Diamond Foods signalled its intention to acquire the business in April this year and last month received antitrust clearance from the US, the UK and Germany. The Ukraine apoproval means it has received all the antitrust agreements required although Diamond shareholders are yet to approve it.
The US food giant signed a deal in April to take the international crisps brand off P&G’s hands – a move that is set to triple the size of Diamond’s snack business that includes the Kettle chips brand it paid €432m for in 2010. Diamond also owns Emerald nuts and Pop Secret Popcorn.
It is expected that Diamond shareholders will by the end of the year approve the complicated deal that will see Diamond shareholders assume €600m of Pringles debt with the Pringles division being shorn off from P&G to create a separate entity before the sale to reduce tax impacts on P&G shareholders.
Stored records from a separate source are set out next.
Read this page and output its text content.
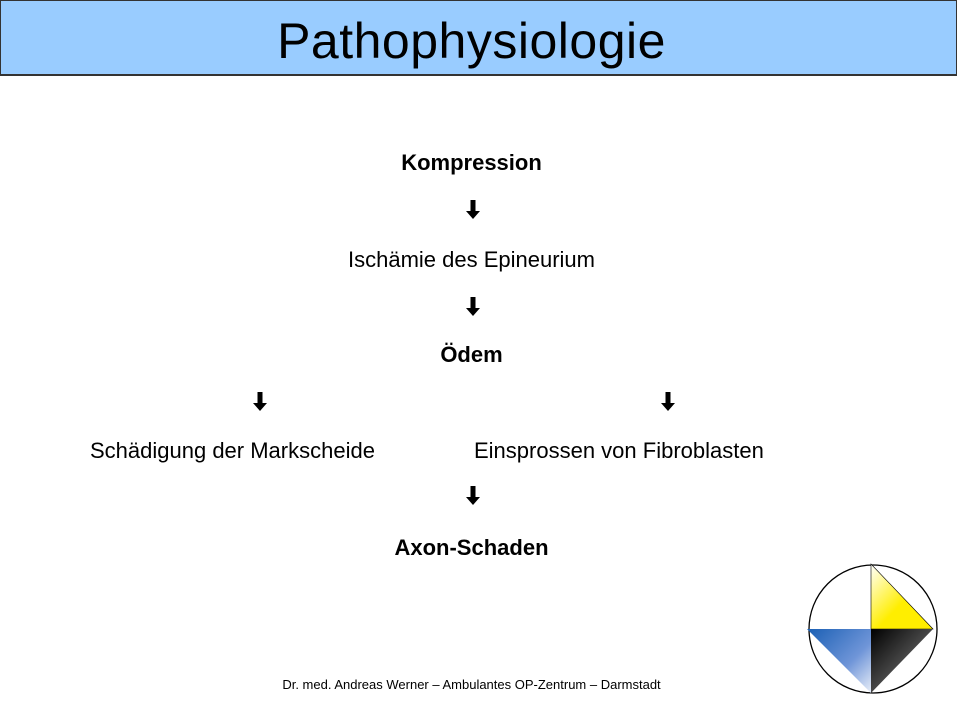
Pathophysiologie
Kompression
Ischämie des Epineurium
Ödem
Schädigung der Markscheide	Einsprossen von Fibroblasten
Axon-Schaden
Dr. med. Andreas Werner – Ambulantes OP-Zentrum – Darmstadt
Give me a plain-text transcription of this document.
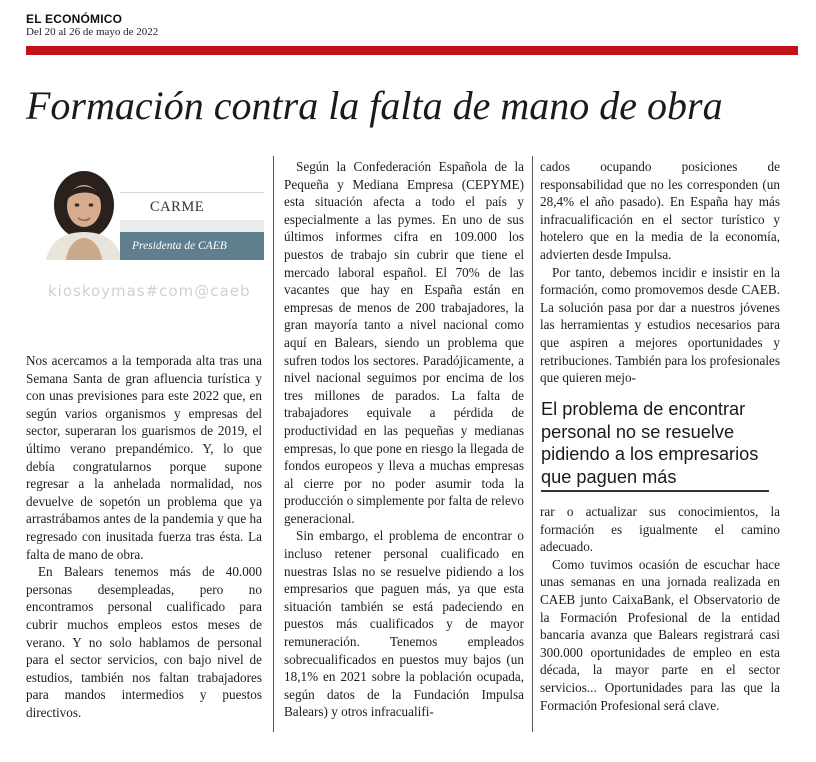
EL ECONÓMICO
Del 20 al 26 de mayo de 2022
Formación contra la falta de mano de obra
CARME
Presidenta de CAEB
kioskoymas#com@caeb

Nos acercamos a la temporada alta tras una Semana Santa de gran afluencia turística y con unas previsiones para este 2022 que, en según varios organismos y empresas del sector, superaran los guarismos de 2019, el último verano prepandémico. Y, lo que debía congratularnos porque supone regresar a la anhelada normalidad, nos devuelve de sopetón un problema que ya arrastrábamos antes de la pandemia y que ha regresado con inusitada fuerza tras ésta. La falta de mano de obra.

En Balears tenemos más de 40.000 personas desempleadas, pero no encontramos personal cualificado para cubrir muchos empleos estos meses de verano. Y no solo hablamos de personal para el sector servicios, con bajo nivel de estudios, también nos faltan trabajadores para mandos intermedios y puestos directivos.

Según la Confederación Española de la Pequeña y Mediana Empresa (CEPYME) esta situación afecta a todo el país y especialmente a las pymes. En uno de sus últimos informes cifra en 109.000 los puestos de trabajo sin cubrir que tiene el mercado laboral español. El 70% de las vacantes que hay en España están en empresas de menos de 200 trabajadores, la gran mayoría tanto a nivel nacional como aquí en Balears, siendo un problema que sufren todos los sectores. Paradójicamente, a nivel nacional seguimos por encima de los tres millones de parados. La falta de trabajadores equivale a pérdida de productividad en las pequeñas y medianas empresas, lo que pone en riesgo la llegada de fondos europeos y lleva a muchas empresas al cierre por no poder asumir toda la producción o simplemente por falta de relevo generacional.

Sin embargo, el problema de encontrar o incluso retener personal cualificado en nuestras Islas no se resuelve pidiendo a los empresarios que paguen más, ya que esta situación también se está padeciendo en puestos más cualificados y de mayor remuneración. Tenemos empleados sobrecualificados en puestos muy bajos (un 18,1% en 2021 sobre la población ocupada, según datos de la Fundación Impulsa Balears) y otros infracualifi-

cados ocupando posiciones de responsabilidad que no les corresponden (un 28,4% el año pasado). En España hay más infracualificación en el sector turístico y hotelero que en la media de la economía, advierten desde Impulsa.

Por tanto, debemos incidir e insistir en la formación, como promovemos desde CAEB. La solución pasa por dar a nuestros jóvenes las herramientas y estudios necesarios para que aspiren a mejores oportunidades y retribuciones. También para los profesionales que quieren mejo-

El problema de encontrar personal no se resuelve pidiendo a los empresarios que paguen más

rar o actualizar sus conocimientos, la formación es igualmente el camino adecuado.

Como tuvimos ocasión de escuchar hace unas semanas en una jornada realizada en CAEB junto CaixaBank, el Observatorio de la Formación Profesional de la entidad bancaria avanza que Balears registrará casi 300.000 oportunidades de empleo en esta década, la mayor parte en el sector servicios... Oportunidades para las que la Formación Profesional será clave.
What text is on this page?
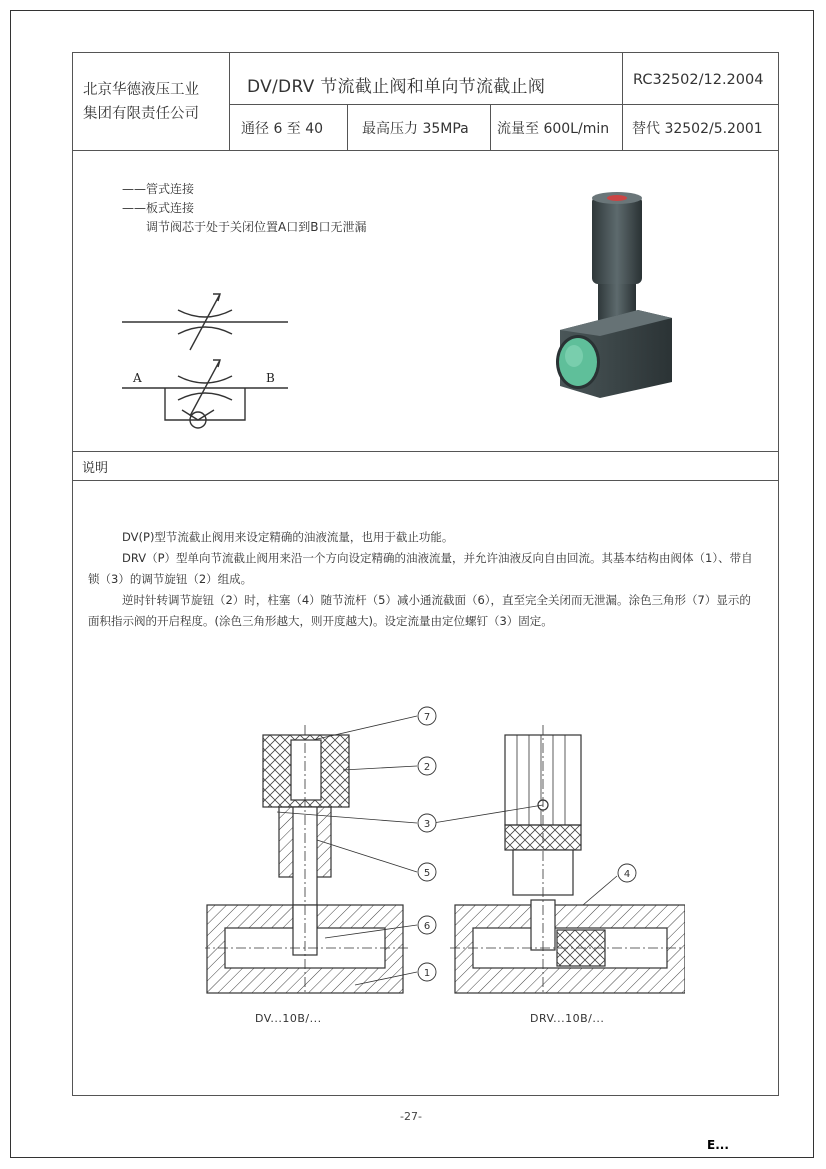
北京华德液压工业
集团有限责任公司
DV/DRV 节流截止阀和单向节流截止阀	RC32502/12.2004
通径 6 至 40	最高压力 35MPa 流量至 600L/min 替代 32502/5.2001
——管式连接
——板式连接
调节阀芯于处于关闭位置A口到B口无泄漏
A	B
说明
DV(P)型节流截止阀用来设定精确的油液流量，也用于截止功能。
DRV（P）型单向节流截止阀用来沿一个方向设定精确的油液流量，并允许油液反向自由回流。其基本结构由阀体（1）、带自锁（3）的调节旋钮（2）组成。
逆时针转调节旋钮（2）时，柱塞（4）随节流杆（5）减小通流截面（6），直至完全关闭而无泄漏。涂色三角形（7）显示的面积指示阀的开启程度。(涂色三角形越大，则开度越大)。设定流量由定位螺钉（3）固定。
7
2
3
5
6
1
4
DV...10B/...	DRV...10B/...
-27-
E...
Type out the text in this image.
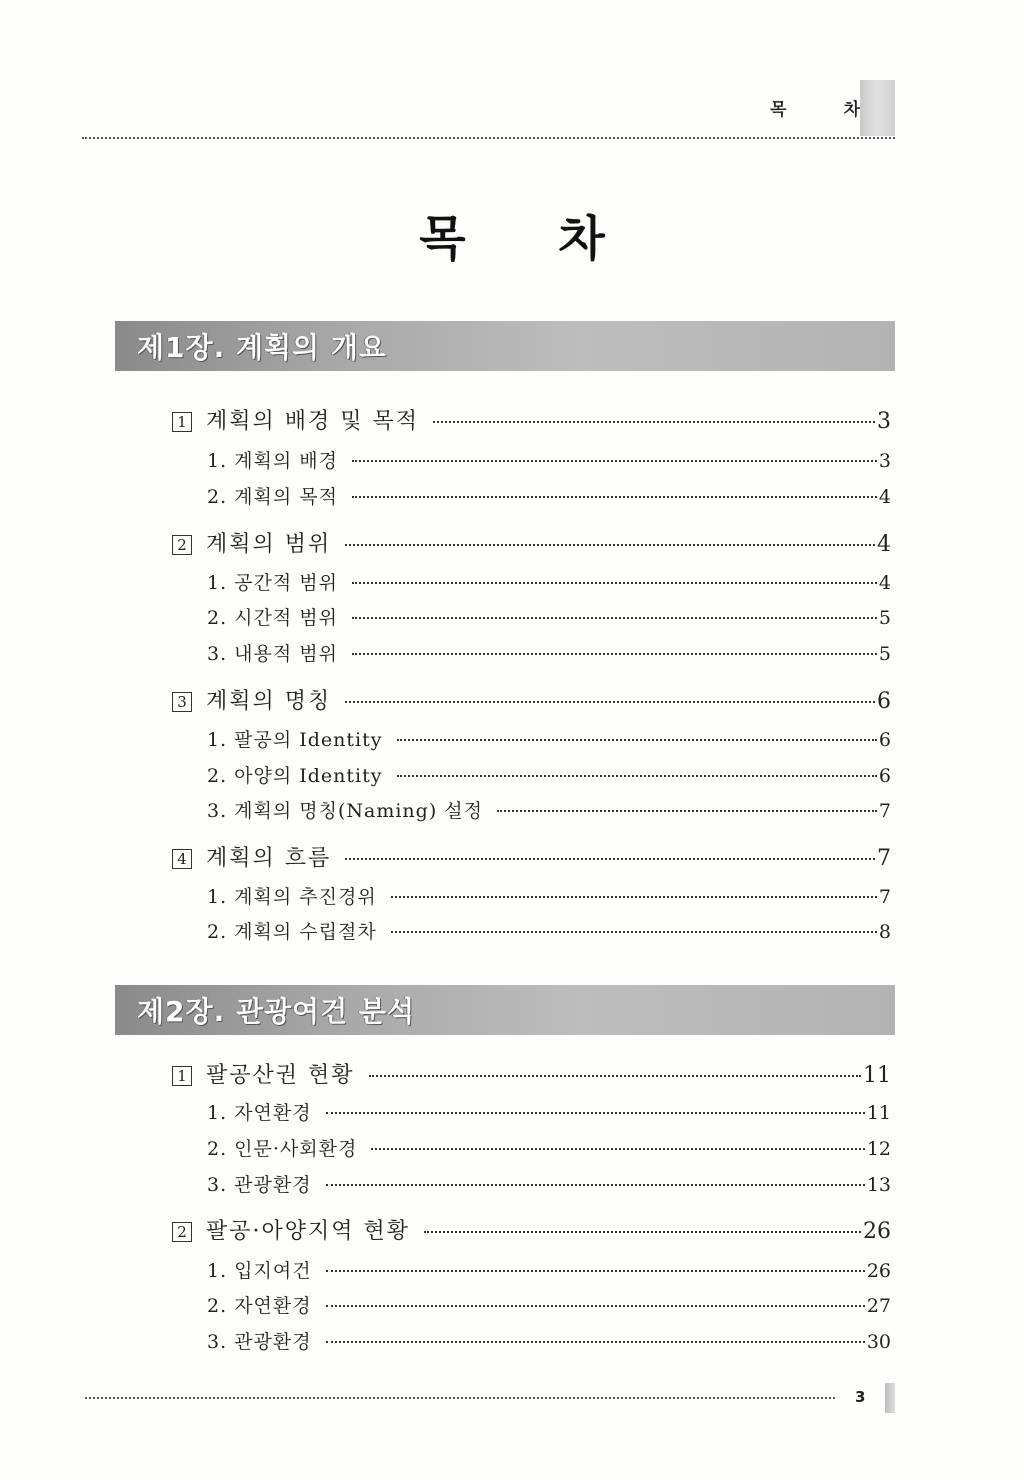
목	차
목 차
제1장. 계획의 개요
1 계획의 배경 및 목적	3
1. 계획의 배경	3
2. 계획의 목적	4
2 계획의 범위	4
1. 공간적 범위	4
2. 시간적 범위	5
3. 내용적 범위	5
3 계획의 명칭	6
1. 팔공의 Identity	6
2. 아양의 Identity	6
3. 계획의 명칭(Naming) 설정	7
4 계획의 흐름	7
1. 계획의 추진경위	7
2. 계획의 수립절차	8
제2장. 관광여건 분석
1 팔공산권 현황	11
1. 자연환경	11
2. 인문·사회환경	12
3. 관광환경	13
2 팔공·아양지역 현황	26
1. 입지여건	26
2. 자연환경	27
3. 관광환경	30
3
The Pringles brand sells about €843m annually.
P&G has for several years been refining its portfolio with a focus on beauty and personal care products and has sold other food brands like Sunny Delight juice, Jif peanut butter, Crisco shortening and Folgers coffee.
In that period it bought hair firms Wella and Clairol and shaving company Gillette.
Its recent trading statement showed yearly profits rising from €1.54bn to €1.76bn with analysts estimating revenue for fiscal 2012 would be €61.1bn – a growth rate of 5.4% yea-on-year.